In commentary accompanying the report, Anna Blakney, PhD, University of British Columbia and Michael Smith Laboratories, Vancouver, BC, Canada, and Paul McKay, PhD, department of infectious diseases, Imperial College London, London, UK, point out that the Trimer-Tag technology served as an alternative trimer stabilization strategy to the “molecular clamp” derived from HIV proteins. They note that a phase 1 trial on a SARS-CoV-2 vaccine had been stopped in December because the molecular clamp induced antibodies recognized by HIV tests in trial participants after inoculation.

“Trimer-Tag vaccines are unlikely to encounter a similar issue,” Blakney and McKay indicated.

Richmond and colleagues conducted the phase 1 double-blind, placebo-controlled, dose-escalation trial with 2 injections (initial and booster) of 3 different doses of the SCB-2019 candidate vaccine (3μg, 9μg, 30μg) without adjuvant and with 2 different adjuvants (oil-in-water emulsion adjuvant AS03 or Toll-like receptor 9 (TLR9) agonist CpG combined with Alum—CpG/Alum).Healthy volunteers (n=151) in two age groups (median 36.2 and 61.1 years) were enrolled at a specialized clinical trials center in Perth.

The first part of the study was conducted with the younger adults, using a sentinel strategy in which the first two participants in each dose and formulation group were randomly assigned either vaccine or placebo and monitored for 48 hours. The remaining participants in the younger adult groups were then randomized to either one of the vaccine formulations (n=7) or placebo (n=2).

No sentinel strategy was applied to the second part of the study with older adults, who were recruited after the safety data from the younger group were found satisfactory. This older group only received adjuvanted vaccine.

Humoral responses to the vaccine candidate were measured in provoked titers of binding IgG antibodies and ACE2-competitive blocking IgG antibodies, and compared with titers of neutralizing antibodies to wild-type SARS-CoV-2 in convalescent serum.The investigators reported that the higher dose adjuvanted formulations produced targeted antibody responses with good safety profiles.

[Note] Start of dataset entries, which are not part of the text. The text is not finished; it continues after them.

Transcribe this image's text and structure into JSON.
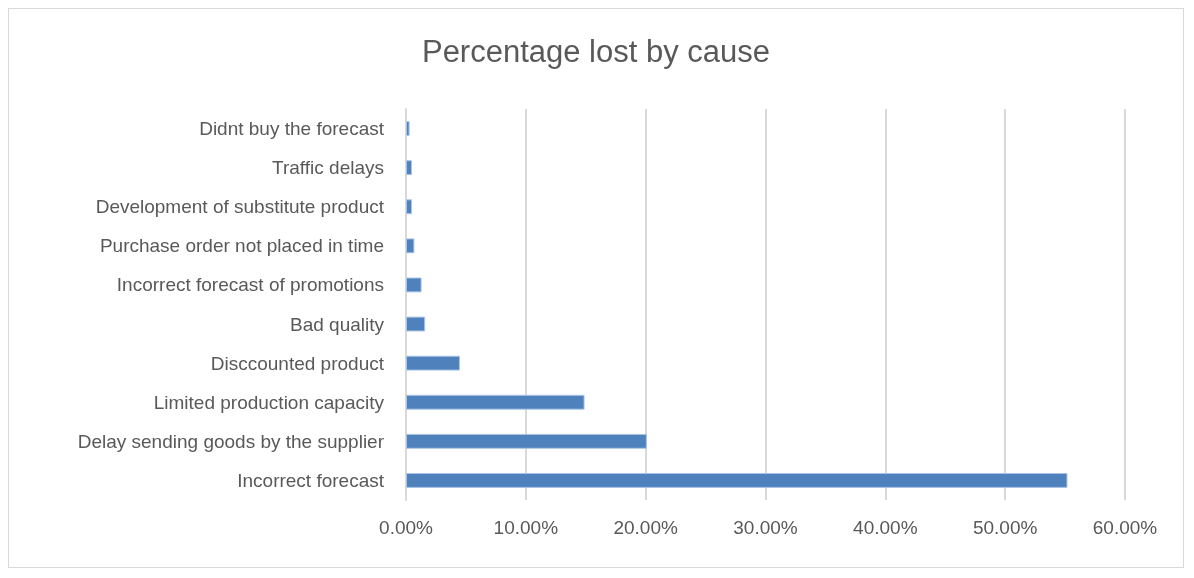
{
  "chart_data": {
    "type": "bar",
    "orientation": "horizontal",
    "title": "Percentage lost by cause",
    "categories": [
      "Didnt buy the forecast",
      "Traffic delays",
      "Development of substitute product",
      "Purchase order not placed in time",
      "Incorrect forecast of promotions",
      "Bad quality",
      "Disccounted product",
      "Limited production capacity",
      "Delay sending goods by the supplier",
      "Incorrect forecast"
    ],
    "values": [
      0.3,
      0.5,
      0.5,
      0.7,
      1.3,
      1.6,
      4.5,
      14.9,
      20.1,
      55.2
    ],
    "color": "#4f81bd",
    "xlim": [
      0,
      60
    ],
    "xticks": [
      {
        "value": 0,
        "label": "0.00%"
      },
      {
        "value": 10,
        "label": "10.00%"
      },
      {
        "value": 20,
        "label": "20.00%"
      },
      {
        "value": 30,
        "label": "30.00%"
      },
      {
        "value": 40,
        "label": "40.00%"
      },
      {
        "value": 50,
        "label": "50.00%"
      },
      {
        "value": 60,
        "label": "60.00%"
      }
    ],
    "grid": "x"
  }
}
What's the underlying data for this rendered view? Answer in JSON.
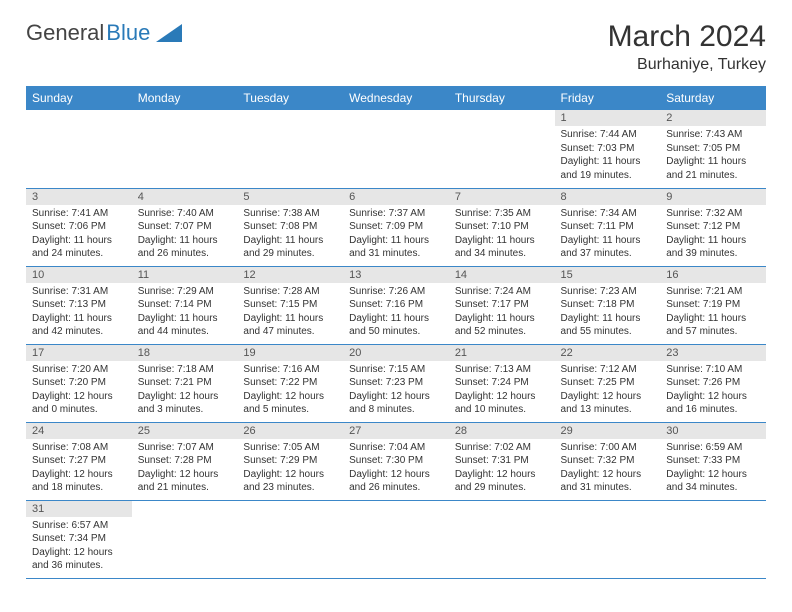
{
  "logo": {
    "part1": "General",
    "part2": "Blue"
  },
  "title": "March 2024",
  "location": "Burhaniye, Turkey",
  "columns": [
    "Sunday",
    "Monday",
    "Tuesday",
    "Wednesday",
    "Thursday",
    "Friday",
    "Saturday"
  ],
  "colors": {
    "header_bg": "#3b87c8",
    "header_text": "#ffffff",
    "daynum_bg": "#e6e6e6",
    "cell_border": "#3b87c8",
    "logo_blue": "#2a7ab8"
  },
  "days": [
    {
      "n": 1,
      "sunrise": "7:44 AM",
      "sunset": "7:03 PM",
      "daylight": "11 hours and 19 minutes."
    },
    {
      "n": 2,
      "sunrise": "7:43 AM",
      "sunset": "7:05 PM",
      "daylight": "11 hours and 21 minutes."
    },
    {
      "n": 3,
      "sunrise": "7:41 AM",
      "sunset": "7:06 PM",
      "daylight": "11 hours and 24 minutes."
    },
    {
      "n": 4,
      "sunrise": "7:40 AM",
      "sunset": "7:07 PM",
      "daylight": "11 hours and 26 minutes."
    },
    {
      "n": 5,
      "sunrise": "7:38 AM",
      "sunset": "7:08 PM",
      "daylight": "11 hours and 29 minutes."
    },
    {
      "n": 6,
      "sunrise": "7:37 AM",
      "sunset": "7:09 PM",
      "daylight": "11 hours and 31 minutes."
    },
    {
      "n": 7,
      "sunrise": "7:35 AM",
      "sunset": "7:10 PM",
      "daylight": "11 hours and 34 minutes."
    },
    {
      "n": 8,
      "sunrise": "7:34 AM",
      "sunset": "7:11 PM",
      "daylight": "11 hours and 37 minutes."
    },
    {
      "n": 9,
      "sunrise": "7:32 AM",
      "sunset": "7:12 PM",
      "daylight": "11 hours and 39 minutes."
    },
    {
      "n": 10,
      "sunrise": "7:31 AM",
      "sunset": "7:13 PM",
      "daylight": "11 hours and 42 minutes."
    },
    {
      "n": 11,
      "sunrise": "7:29 AM",
      "sunset": "7:14 PM",
      "daylight": "11 hours and 44 minutes."
    },
    {
      "n": 12,
      "sunrise": "7:28 AM",
      "sunset": "7:15 PM",
      "daylight": "11 hours and 47 minutes."
    },
    {
      "n": 13,
      "sunrise": "7:26 AM",
      "sunset": "7:16 PM",
      "daylight": "11 hours and 50 minutes."
    },
    {
      "n": 14,
      "sunrise": "7:24 AM",
      "sunset": "7:17 PM",
      "daylight": "11 hours and 52 minutes."
    },
    {
      "n": 15,
      "sunrise": "7:23 AM",
      "sunset": "7:18 PM",
      "daylight": "11 hours and 55 minutes."
    },
    {
      "n": 16,
      "sunrise": "7:21 AM",
      "sunset": "7:19 PM",
      "daylight": "11 hours and 57 minutes."
    },
    {
      "n": 17,
      "sunrise": "7:20 AM",
      "sunset": "7:20 PM",
      "daylight": "12 hours and 0 minutes."
    },
    {
      "n": 18,
      "sunrise": "7:18 AM",
      "sunset": "7:21 PM",
      "daylight": "12 hours and 3 minutes."
    },
    {
      "n": 19,
      "sunrise": "7:16 AM",
      "sunset": "7:22 PM",
      "daylight": "12 hours and 5 minutes."
    },
    {
      "n": 20,
      "sunrise": "7:15 AM",
      "sunset": "7:23 PM",
      "daylight": "12 hours and 8 minutes."
    },
    {
      "n": 21,
      "sunrise": "7:13 AM",
      "sunset": "7:24 PM",
      "daylight": "12 hours and 10 minutes."
    },
    {
      "n": 22,
      "sunrise": "7:12 AM",
      "sunset": "7:25 PM",
      "daylight": "12 hours and 13 minutes."
    },
    {
      "n": 23,
      "sunrise": "7:10 AM",
      "sunset": "7:26 PM",
      "daylight": "12 hours and 16 minutes."
    },
    {
      "n": 24,
      "sunrise": "7:08 AM",
      "sunset": "7:27 PM",
      "daylight": "12 hours and 18 minutes."
    },
    {
      "n": 25,
      "sunrise": "7:07 AM",
      "sunset": "7:28 PM",
      "daylight": "12 hours and 21 minutes."
    },
    {
      "n": 26,
      "sunrise": "7:05 AM",
      "sunset": "7:29 PM",
      "daylight": "12 hours and 23 minutes."
    },
    {
      "n": 27,
      "sunrise": "7:04 AM",
      "sunset": "7:30 PM",
      "daylight": "12 hours and 26 minutes."
    },
    {
      "n": 28,
      "sunrise": "7:02 AM",
      "sunset": "7:31 PM",
      "daylight": "12 hours and 29 minutes."
    },
    {
      "n": 29,
      "sunrise": "7:00 AM",
      "sunset": "7:32 PM",
      "daylight": "12 hours and 31 minutes."
    },
    {
      "n": 30,
      "sunrise": "6:59 AM",
      "sunset": "7:33 PM",
      "daylight": "12 hours and 34 minutes."
    },
    {
      "n": 31,
      "sunrise": "6:57 AM",
      "sunset": "7:34 PM",
      "daylight": "12 hours and 36 minutes."
    }
  ],
  "labels": {
    "sunrise": "Sunrise:",
    "sunset": "Sunset:",
    "daylight": "Daylight:"
  },
  "first_day_column": 5
}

The ASO3 formulations produced highest geometric mean titers (GMT), peaking at day 36 at levels that were higher than those recorded in convalescent serum samples and persisting at day 50. In addition, there was no significant difference in the immune response to the higher dose, adjuvanted formulations between the younger and older adults.

“Based on these results, 9μg SCB-2019 adjuvanted with AS03 and 30μg SCB-2019 adjuvanted with CpG/Alum are the preferred candidates to be taken into the phase 2/3 trial,” Richmond and colleagues report. “The final selection will be determined by manufacturing considerations.”

Blakney and McKay find a particular strength of the study design in the use of convalescent serum from a donor with standardized Ig and levels, and serum samples from convalescent COVID-19 patients.

“Incorporation of reference standards is absolutely imperative for SARS-CoV-2 vaccine clinical trials moving forward, because of variability in binding and neutralizing antibody assays between different organizations,” they point out.